The mysterious tape in question was his debut record ‘Obaa Sima’, an intriguing bouillabaisse of Ghanese highlife, out-of-this-world rap, retro-futuristic grime and ghetto house. The unlikely story of Ata Kak begins here.
The year is 1994. In a small Ghanaian grocery store, 50 cassettes of ‘Obaa Sima’ are sold, and become the only remaining trace of Ata Kak’s recording. Fast-forward to 2006. Musicologist Brian Shimkowitz, founder of the music blog Awesome Tapes from Africa, manages to get his hands on a copy during his travels in Africa. He is immediately blown away by the record’s infectious rhythms and hyperkinetic dancefloor optimism. Shimkowitz posts a track from ‘Obaa Sima’ and the track is streamed and downloaded countless times. Yet the artist remains shrouded in mystery. After a lot of dead ends, Shimkowitz finally tracks down our man – real name: Yaw Atta Owusu. Turns out he didn’t receive the memo that he had achieved cult status in the intervening period. In 2015 the record is finally reissued, generating wide interest and acclaim. Ata Kak embarks on his first European tour in 2016, leaving delighted summer festival crowds in his wake at Sonar, Primavera and Flow Festival, among others.

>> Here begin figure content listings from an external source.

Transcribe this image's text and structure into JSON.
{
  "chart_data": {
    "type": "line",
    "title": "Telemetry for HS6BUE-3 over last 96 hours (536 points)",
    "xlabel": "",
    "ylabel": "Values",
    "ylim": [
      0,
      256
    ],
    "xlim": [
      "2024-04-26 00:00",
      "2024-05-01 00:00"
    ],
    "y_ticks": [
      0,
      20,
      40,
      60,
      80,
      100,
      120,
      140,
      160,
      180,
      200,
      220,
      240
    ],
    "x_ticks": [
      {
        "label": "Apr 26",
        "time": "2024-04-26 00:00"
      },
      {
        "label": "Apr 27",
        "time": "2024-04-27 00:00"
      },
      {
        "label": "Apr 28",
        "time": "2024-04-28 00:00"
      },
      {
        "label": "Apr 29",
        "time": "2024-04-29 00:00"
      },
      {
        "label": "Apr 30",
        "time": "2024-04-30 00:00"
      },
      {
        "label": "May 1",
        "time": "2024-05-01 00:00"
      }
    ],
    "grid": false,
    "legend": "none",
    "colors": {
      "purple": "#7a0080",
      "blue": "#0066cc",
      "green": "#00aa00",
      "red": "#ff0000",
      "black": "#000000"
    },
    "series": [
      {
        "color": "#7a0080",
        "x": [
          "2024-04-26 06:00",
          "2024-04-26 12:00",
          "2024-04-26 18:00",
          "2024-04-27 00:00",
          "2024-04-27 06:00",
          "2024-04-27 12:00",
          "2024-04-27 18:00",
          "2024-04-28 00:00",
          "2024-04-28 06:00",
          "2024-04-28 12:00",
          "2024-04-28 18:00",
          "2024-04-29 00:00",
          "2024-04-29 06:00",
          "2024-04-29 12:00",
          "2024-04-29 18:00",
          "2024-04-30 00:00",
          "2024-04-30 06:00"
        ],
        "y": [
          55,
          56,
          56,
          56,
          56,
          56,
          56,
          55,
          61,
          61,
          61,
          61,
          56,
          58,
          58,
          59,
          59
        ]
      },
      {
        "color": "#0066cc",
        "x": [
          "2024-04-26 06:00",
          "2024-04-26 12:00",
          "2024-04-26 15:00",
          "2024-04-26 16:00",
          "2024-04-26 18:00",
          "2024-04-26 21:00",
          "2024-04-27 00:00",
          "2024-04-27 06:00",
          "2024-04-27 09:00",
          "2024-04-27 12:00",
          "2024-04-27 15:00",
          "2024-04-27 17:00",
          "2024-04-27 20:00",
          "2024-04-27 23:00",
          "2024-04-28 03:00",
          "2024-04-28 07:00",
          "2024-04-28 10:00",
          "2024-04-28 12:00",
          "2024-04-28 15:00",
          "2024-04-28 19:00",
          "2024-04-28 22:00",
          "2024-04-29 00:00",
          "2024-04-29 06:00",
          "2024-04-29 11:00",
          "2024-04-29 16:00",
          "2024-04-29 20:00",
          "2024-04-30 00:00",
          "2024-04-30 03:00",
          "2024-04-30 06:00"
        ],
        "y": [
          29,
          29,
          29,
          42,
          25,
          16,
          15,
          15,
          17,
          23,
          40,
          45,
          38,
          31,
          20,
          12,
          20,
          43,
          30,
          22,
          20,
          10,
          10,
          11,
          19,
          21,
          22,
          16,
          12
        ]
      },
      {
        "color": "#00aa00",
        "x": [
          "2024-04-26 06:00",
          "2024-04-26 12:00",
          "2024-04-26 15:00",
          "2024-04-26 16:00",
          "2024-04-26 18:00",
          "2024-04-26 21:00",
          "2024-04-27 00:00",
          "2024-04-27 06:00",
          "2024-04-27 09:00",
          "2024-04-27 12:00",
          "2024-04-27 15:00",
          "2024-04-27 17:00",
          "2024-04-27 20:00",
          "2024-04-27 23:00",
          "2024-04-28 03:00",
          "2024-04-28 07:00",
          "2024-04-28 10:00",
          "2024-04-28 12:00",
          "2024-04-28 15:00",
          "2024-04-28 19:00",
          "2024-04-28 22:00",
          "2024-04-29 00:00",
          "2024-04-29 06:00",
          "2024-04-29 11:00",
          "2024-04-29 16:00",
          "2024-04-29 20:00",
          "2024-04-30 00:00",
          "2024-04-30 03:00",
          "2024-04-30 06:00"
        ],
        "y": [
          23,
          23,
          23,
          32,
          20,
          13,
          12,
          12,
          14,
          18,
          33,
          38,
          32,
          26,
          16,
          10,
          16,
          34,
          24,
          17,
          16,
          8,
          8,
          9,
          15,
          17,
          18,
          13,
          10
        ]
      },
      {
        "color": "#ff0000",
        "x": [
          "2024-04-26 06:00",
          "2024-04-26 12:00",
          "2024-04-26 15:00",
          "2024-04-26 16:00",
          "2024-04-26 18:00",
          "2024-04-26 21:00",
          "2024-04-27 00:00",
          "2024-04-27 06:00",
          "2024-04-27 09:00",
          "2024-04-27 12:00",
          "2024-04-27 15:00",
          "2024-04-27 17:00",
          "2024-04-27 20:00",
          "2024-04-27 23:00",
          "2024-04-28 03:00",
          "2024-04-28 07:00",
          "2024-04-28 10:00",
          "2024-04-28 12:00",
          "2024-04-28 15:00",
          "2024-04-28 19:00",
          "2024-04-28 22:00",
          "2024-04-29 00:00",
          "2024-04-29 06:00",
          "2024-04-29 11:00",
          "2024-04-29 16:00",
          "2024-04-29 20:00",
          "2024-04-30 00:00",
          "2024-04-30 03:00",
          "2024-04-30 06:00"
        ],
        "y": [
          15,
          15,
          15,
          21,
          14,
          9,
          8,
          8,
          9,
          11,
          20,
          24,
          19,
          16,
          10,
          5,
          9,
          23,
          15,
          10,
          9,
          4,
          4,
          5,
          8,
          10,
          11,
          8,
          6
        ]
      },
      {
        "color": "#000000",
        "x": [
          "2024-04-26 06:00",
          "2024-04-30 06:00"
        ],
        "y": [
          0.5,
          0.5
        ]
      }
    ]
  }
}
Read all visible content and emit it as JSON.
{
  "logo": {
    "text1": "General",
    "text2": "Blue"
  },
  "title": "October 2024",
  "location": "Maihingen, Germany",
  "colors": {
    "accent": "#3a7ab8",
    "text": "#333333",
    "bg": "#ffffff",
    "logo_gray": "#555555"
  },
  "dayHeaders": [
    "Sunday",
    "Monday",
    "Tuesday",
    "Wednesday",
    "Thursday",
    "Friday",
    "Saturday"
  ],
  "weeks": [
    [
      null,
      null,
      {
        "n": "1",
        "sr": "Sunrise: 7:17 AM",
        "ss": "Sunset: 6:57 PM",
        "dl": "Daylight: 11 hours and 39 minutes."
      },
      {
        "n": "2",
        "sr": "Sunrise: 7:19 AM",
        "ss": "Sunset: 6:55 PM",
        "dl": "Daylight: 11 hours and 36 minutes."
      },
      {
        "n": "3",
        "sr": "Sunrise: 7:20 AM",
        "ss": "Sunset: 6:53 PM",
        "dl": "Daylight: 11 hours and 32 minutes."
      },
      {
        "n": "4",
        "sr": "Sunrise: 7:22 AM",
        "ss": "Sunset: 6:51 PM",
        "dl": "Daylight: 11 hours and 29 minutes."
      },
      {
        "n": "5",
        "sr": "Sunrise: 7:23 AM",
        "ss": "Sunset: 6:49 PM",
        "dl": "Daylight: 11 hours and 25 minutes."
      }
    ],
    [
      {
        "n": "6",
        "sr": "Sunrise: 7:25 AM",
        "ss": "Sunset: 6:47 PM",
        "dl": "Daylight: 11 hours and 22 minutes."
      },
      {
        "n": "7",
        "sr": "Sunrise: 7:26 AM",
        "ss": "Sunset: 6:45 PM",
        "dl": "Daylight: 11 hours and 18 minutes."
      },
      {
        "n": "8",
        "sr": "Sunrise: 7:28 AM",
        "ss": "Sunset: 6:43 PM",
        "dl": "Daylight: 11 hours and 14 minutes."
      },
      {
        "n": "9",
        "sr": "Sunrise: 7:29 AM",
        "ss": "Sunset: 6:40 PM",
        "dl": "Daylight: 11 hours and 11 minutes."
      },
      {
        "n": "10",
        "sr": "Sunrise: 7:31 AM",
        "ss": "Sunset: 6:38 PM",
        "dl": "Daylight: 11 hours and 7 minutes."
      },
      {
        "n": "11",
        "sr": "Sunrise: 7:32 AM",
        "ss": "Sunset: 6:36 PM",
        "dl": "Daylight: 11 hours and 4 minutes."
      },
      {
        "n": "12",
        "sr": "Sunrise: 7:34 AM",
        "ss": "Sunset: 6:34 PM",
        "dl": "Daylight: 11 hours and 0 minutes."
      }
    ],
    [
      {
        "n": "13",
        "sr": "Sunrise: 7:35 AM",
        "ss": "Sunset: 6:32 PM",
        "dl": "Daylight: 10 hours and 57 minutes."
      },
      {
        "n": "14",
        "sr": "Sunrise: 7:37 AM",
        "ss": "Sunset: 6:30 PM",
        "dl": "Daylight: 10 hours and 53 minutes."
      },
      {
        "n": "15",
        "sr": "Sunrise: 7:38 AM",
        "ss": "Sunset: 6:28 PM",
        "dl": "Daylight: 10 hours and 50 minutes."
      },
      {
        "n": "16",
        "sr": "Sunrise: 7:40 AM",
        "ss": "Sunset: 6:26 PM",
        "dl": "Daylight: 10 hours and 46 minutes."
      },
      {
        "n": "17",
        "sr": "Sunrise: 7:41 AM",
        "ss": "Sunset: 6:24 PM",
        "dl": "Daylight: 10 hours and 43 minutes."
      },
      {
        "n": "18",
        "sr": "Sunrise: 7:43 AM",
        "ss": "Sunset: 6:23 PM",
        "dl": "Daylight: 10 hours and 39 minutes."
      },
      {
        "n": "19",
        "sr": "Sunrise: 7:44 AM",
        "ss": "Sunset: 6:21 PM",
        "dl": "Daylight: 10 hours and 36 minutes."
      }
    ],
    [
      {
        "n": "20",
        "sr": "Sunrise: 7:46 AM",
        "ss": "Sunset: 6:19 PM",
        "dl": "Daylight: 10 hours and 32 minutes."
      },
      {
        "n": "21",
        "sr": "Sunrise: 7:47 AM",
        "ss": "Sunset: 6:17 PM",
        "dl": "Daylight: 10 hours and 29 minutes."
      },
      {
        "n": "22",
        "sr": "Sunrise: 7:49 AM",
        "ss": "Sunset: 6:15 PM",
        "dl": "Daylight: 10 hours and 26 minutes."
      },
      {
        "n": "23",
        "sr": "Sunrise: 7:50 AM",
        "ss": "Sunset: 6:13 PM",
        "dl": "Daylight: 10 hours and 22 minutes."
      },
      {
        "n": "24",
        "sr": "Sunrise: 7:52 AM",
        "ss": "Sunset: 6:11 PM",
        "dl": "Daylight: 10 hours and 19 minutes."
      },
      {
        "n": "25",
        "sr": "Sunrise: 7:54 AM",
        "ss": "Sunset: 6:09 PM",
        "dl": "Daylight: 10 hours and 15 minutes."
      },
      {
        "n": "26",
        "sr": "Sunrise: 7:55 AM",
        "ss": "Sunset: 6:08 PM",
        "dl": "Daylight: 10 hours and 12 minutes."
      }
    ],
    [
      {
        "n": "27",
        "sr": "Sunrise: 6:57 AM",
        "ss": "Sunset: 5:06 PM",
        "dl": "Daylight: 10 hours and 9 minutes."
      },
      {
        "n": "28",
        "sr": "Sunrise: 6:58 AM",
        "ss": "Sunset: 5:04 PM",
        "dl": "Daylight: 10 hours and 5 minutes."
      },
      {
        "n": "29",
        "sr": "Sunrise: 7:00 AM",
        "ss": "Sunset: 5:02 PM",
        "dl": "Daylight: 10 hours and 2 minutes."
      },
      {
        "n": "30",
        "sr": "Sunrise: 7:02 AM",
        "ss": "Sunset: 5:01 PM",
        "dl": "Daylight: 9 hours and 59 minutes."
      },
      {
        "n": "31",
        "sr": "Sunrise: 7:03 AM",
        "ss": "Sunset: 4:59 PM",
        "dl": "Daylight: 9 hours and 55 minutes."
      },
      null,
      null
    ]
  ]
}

“Its positive shine, relentless energy, and alien earworm choruses feel like a portal to an alternate reality, where the sounds of South Africa’s Shangaan electro, Mali’s Balani Show, Syria’s dabke, British grime, and Portuguese kuduro all sweat together.”
Linn Da Quebrada
We’ll open the evening with the delightfully disturbed foursome Borokov Borokov, the brainchild of Arne Omloop, Boris Van den Eynden (Laat Maar, CUNTST), Noah Melis (Shy Dog, Pascale Deweze) and Yorgos Tsakiridis (King Dick). The four grew up in the affluent Noorderkempen area of Antwerp and started making music around 2004 in the shadow of Wijnegem Shopping Centre. In 2017 they completed their debut album ‘Eerlijk Delen’, which will be released by the Antwerp-based Rotkat Records. Contrary to what the group name – a cocktail of only two identical ingredients – suggests, Borokov Borokov’s ‘Nether-tronic’ music is a mix of many different genres, including Hi-NRG, punk, global pop, hardcore, lounge music and cabaret. It’s probably no coincidence that such a varied assortment evokes the vaguely indeterminate experience of a trip to the shopping centre. In this sense, BB is exemplary of an ambivalent early-twenty-first-century sub-Zeitgeist – something also attested to by the wordplay in their song texts: “Dansende Mensen” / “Dansen de Mensen?”